For being stock suspension, I thought that it was great. Although I did not ride it extremely hard, it worked out very well for me. It soaked up all the bad landings, the braking bumps did not throw me around, and in the corners it wasn’t wanting to stand up. Since I am a lighter rider I thought the stock set-up would be a little on the stiff side, but I turned the compression and rebound clickers on the forks and shock all the way in and it was fine.

’02 CR125R

Engine

Now you may have heard that the Honda two-stroke enginessuck, they have no power, and they are the worst two-stroke ever. If you did not hear that, then disregard what I just said.

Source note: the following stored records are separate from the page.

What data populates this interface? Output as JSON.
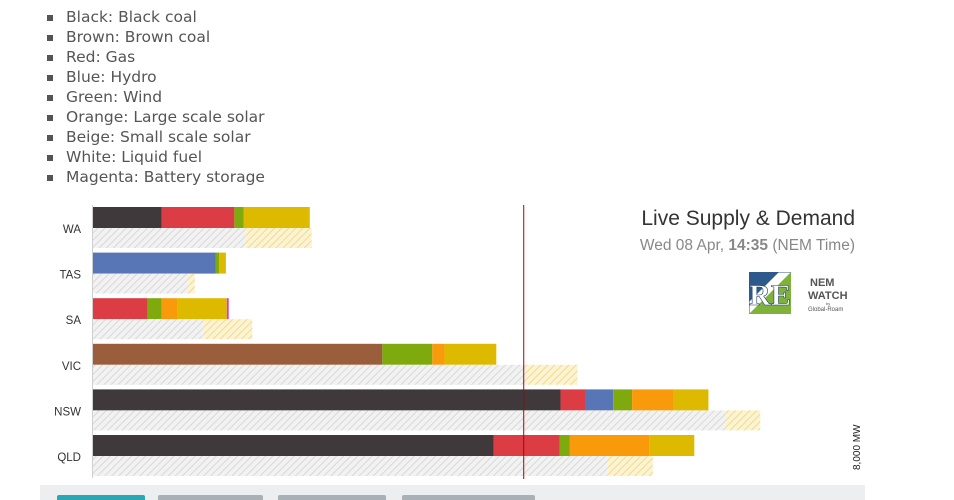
{
  "legend": [
    "Black: Black coal",
    "Brown: Brown coal",
    "Red: Gas",
    "Blue: Hydro",
    "Green: Wind",
    "Orange: Large scale solar",
    "Beige: Small scale solar",
    "White: Liquid fuel",
    "Magenta: Battery storage"
  ],
  "panel": {
    "title": "Live Supply & Demand",
    "time_prefix": "Wed 08 Apr, ",
    "time_value": "14:35",
    "time_suffix": " (NEM Time)",
    "re_logo": "RE",
    "nem_logo": [
      "NEM",
      "WATCH",
      "by",
      "Global-Roam"
    ]
  },
  "colors": {
    "black_coal": "#3f393c",
    "brown_coal": "#9b5e3c",
    "gas": "#dc3c44",
    "hydro": "#5876b5",
    "wind": "#7faa0e",
    "large_solar": "#f99a0a",
    "small_solar": "#ddba00",
    "liquid_fuel": "#ffffff",
    "battery": "#d83dc0",
    "demand_hatch": "#d8d8d8",
    "rooftop_hatch": "#efdc8e",
    "marker_line": "#b20000"
  },
  "chart_data": {
    "type": "bar",
    "orientation": "horizontal",
    "stacked": true,
    "unit": "MW",
    "xlim": [
      0,
      8000
    ],
    "axis_label": "8,000 MW",
    "categories": [
      "WA",
      "TAS",
      "SA",
      "VIC",
      "NSW",
      "QLD"
    ],
    "series": [
      {
        "name": "Black coal",
        "color_key": "black_coal",
        "values": [
          730,
          0,
          0,
          0,
          4960,
          4250
        ]
      },
      {
        "name": "Brown coal",
        "color_key": "brown_coal",
        "values": [
          0,
          0,
          0,
          3070,
          0,
          0
        ]
      },
      {
        "name": "Gas",
        "color_key": "gas",
        "values": [
          770,
          0,
          580,
          0,
          270,
          700
        ]
      },
      {
        "name": "Hydro",
        "color_key": "hydro",
        "values": [
          0,
          1300,
          0,
          0,
          290,
          0
        ]
      },
      {
        "name": "Wind",
        "color_key": "wind",
        "values": [
          100,
          40,
          150,
          530,
          200,
          110
        ]
      },
      {
        "name": "Large scale solar",
        "color_key": "large_solar",
        "values": [
          0,
          0,
          170,
          130,
          440,
          840
        ]
      },
      {
        "name": "Small scale solar",
        "color_key": "small_solar",
        "values": [
          700,
          70,
          520,
          550,
          370,
          480
        ]
      },
      {
        "name": "Liquid fuel",
        "color_key": "liquid_fuel",
        "values": [
          0,
          0,
          0,
          10,
          0,
          0
        ]
      },
      {
        "name": "Battery storage",
        "color_key": "battery",
        "values": [
          0,
          0,
          20,
          0,
          0,
          0
        ]
      }
    ],
    "demand": {
      "values": [
        1620,
        1010,
        1170,
        4590,
        6710,
        5460
      ],
      "rooftop_solar": [
        700,
        70,
        520,
        550,
        370,
        480
      ]
    },
    "marker_value": 4570
  }
}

Now, some of that is partly true. They don’t have the most powerful engine that’s for sure. But that’s not to say that they are slow. After all, it’s mainly the rider and not the bike, but we’re not here to talk about that. As for the power, yes the bottom-end is very weak. In fact, it’s so weak that it’s surprising that it even goes. Once you get it into the mid-range then it wakes up a little bit with okay power. The top-end hit isn’t the most powerful in it’s class either, but it’s nothing to be ashamed of. The motor also has the “Rattle of Death,” I have heard, and my CR had a rattle too, but you shouldn’t need to worry about that because pretty much all of them have it.

Handling

Handling on this bike is probably number one in it’s class. It can go through corners faster than you are able to! Wait, does that make sense?? Anyway, the handling is great much like the stock suspension. This is probably the biggest reason why people buy Honda’s, and I agree with them; it’s great!

Jetting

The jetting on Honda’s is one thing that scares people away. The two-strokes tend to eat up spark plugs quickly if the bike isn’t jetted for the correct temperature and altitude. I didn’t have any problems with mine because I bought it with it correctly jetted for where I ride. I am not an expert with carburetors, so I suggest bring it to a trusted mechanic and get it properly jetted. If you want to do it yourself then buy a manual for the bike if you don’t have one already and read it carefully. Don’t let the Honda jetting or rumors about it always being hungry scare you away. It’s a great bike. You just have to fix the carburetor right way. Unless of course you go with the PWK Air Striker like many people are doing.

What I Think of It…..

Overall this is a great package for new riders. It looks great, it rides great, and two-strokes are easier/cheaper on maintenance. This is a perfect bike for a new racer that doesn’t need much power and wants a good handling, stock bike. After the the jetting is fixed, you got a great bike in your hands. Make sure you maintain it, have fun, and keep those two-smokes rollin’!!